Kubital tünel cerrahisi, dirsekte ulnar sinirin sıkışması sonucu ortaya çıkan kubital tünel sendromunun tedavisinde uygulanan cerrahi bir yöntemdir. Bu sendrom, dirsek iç bölgesinde ağrı, uyuşma, karıncalanma ve elin 4. ve 5. parmaklarında güçsüzlük gibi belirtilere neden olur. Cerrahi müdahale, konservatif tedavilerin (atel, fizik tedavi, ilaç) yetersiz kaldığı veya sinir hasarının ilerlediği durumlarda tercih edilir. Ameliyatın temel amacı, ulnar sinir üzerindeki baskıyı ortadan kaldırarak sinirin rahatlamasını sağlamak ve semptomları gidermektir.

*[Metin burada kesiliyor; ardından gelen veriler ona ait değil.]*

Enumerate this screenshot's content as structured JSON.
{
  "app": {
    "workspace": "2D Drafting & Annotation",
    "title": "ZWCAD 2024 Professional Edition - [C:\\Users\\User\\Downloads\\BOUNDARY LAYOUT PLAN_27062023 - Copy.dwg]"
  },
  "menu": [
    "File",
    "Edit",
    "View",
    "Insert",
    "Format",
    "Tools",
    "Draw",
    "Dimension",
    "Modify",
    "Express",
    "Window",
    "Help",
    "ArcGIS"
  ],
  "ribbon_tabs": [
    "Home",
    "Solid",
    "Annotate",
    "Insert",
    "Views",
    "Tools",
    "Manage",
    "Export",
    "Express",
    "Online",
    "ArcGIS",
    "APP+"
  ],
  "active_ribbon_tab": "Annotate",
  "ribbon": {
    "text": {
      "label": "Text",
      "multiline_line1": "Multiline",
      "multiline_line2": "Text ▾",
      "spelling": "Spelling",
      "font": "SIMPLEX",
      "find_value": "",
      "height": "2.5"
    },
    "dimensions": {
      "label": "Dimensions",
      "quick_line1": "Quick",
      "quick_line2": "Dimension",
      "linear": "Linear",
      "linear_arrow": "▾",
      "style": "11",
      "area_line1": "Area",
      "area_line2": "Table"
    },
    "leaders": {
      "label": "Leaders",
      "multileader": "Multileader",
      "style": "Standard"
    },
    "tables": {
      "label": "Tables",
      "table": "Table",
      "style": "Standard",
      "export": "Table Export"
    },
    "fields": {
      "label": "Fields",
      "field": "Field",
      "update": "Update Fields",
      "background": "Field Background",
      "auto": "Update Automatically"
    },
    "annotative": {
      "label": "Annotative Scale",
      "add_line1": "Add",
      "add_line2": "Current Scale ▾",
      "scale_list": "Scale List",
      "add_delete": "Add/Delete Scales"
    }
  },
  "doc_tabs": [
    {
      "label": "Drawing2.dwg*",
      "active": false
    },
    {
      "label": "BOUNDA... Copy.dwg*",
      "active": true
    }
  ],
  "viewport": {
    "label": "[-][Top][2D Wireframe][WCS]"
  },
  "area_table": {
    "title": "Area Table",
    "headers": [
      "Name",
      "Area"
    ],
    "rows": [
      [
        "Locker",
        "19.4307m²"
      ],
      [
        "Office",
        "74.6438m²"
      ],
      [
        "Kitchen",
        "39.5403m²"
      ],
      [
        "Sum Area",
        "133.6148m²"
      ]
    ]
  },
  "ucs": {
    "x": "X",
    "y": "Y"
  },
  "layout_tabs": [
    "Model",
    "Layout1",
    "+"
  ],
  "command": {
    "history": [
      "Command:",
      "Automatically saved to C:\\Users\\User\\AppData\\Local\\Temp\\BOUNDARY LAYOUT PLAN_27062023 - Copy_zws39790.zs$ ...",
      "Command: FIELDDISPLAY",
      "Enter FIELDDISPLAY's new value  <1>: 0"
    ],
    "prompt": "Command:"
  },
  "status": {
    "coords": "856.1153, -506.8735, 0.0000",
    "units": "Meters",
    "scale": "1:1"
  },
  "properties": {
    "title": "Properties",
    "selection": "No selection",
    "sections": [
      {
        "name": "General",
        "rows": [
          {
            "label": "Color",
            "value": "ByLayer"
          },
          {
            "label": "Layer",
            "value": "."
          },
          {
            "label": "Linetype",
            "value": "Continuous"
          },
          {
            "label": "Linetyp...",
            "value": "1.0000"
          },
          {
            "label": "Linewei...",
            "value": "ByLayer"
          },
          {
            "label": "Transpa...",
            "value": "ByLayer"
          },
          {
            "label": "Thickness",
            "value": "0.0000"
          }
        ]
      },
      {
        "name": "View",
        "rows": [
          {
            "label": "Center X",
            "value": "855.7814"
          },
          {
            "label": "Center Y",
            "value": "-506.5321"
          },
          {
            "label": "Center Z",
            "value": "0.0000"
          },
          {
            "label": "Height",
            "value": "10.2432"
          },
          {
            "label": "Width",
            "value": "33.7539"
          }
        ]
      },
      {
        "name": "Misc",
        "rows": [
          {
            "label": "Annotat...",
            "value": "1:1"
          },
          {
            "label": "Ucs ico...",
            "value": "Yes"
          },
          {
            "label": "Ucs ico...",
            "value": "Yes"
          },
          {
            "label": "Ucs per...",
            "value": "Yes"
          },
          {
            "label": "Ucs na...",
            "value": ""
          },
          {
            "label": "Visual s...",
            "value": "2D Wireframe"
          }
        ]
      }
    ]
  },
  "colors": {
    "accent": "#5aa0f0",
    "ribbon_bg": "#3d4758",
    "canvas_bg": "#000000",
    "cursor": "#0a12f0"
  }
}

Kubital tünel cerrahisi, genellikle lokal veya bölgesel anestezi altında gerçekleştirilir. Cerrah, dirsek iç bölgesinde küçük bir kesi yaparak ulnar sinire ulaşır. Sinirin geçtiği kubital tünel olarak adlandırılan bölgedeki baskıyı azaltmak için tünelin çatısını oluşturan bağ dokusu kesilir veya sinir farklı bir pozisyona taşınır (transpozisyon). Ameliyat süresi, uygulanan tekniğe ve hastanın durumuna göre değişiklik gösterebilir. Ameliyat sonrası, hastanın dirseği bir atel veya bandaj ile sabitlenir ve ağrı kontrolü sağlanır.

Ameliyat sonrası iyileşme süreci, hastanın yaşına, genel sağlık durumuna ve uygulanan cerrahi tekniğe göre değişir. Hastalar genellikle aynı gün veya ertesi gün taburcu edilir. Dikişler yaklaşık 2 hafta sonra alınır. Fizik tedavi ve rehabilitasyon, hastanın dirsek hareketlerini geri kazanması ve kas gücünü artırması için önemlidir. Ameliyat sonrası dönemde, hastaların doktorlarının ve fizyoterapistlerinin önerilerine uymaları, iyileşme sürecinin başarılı olması için kritik öneme sahiptir.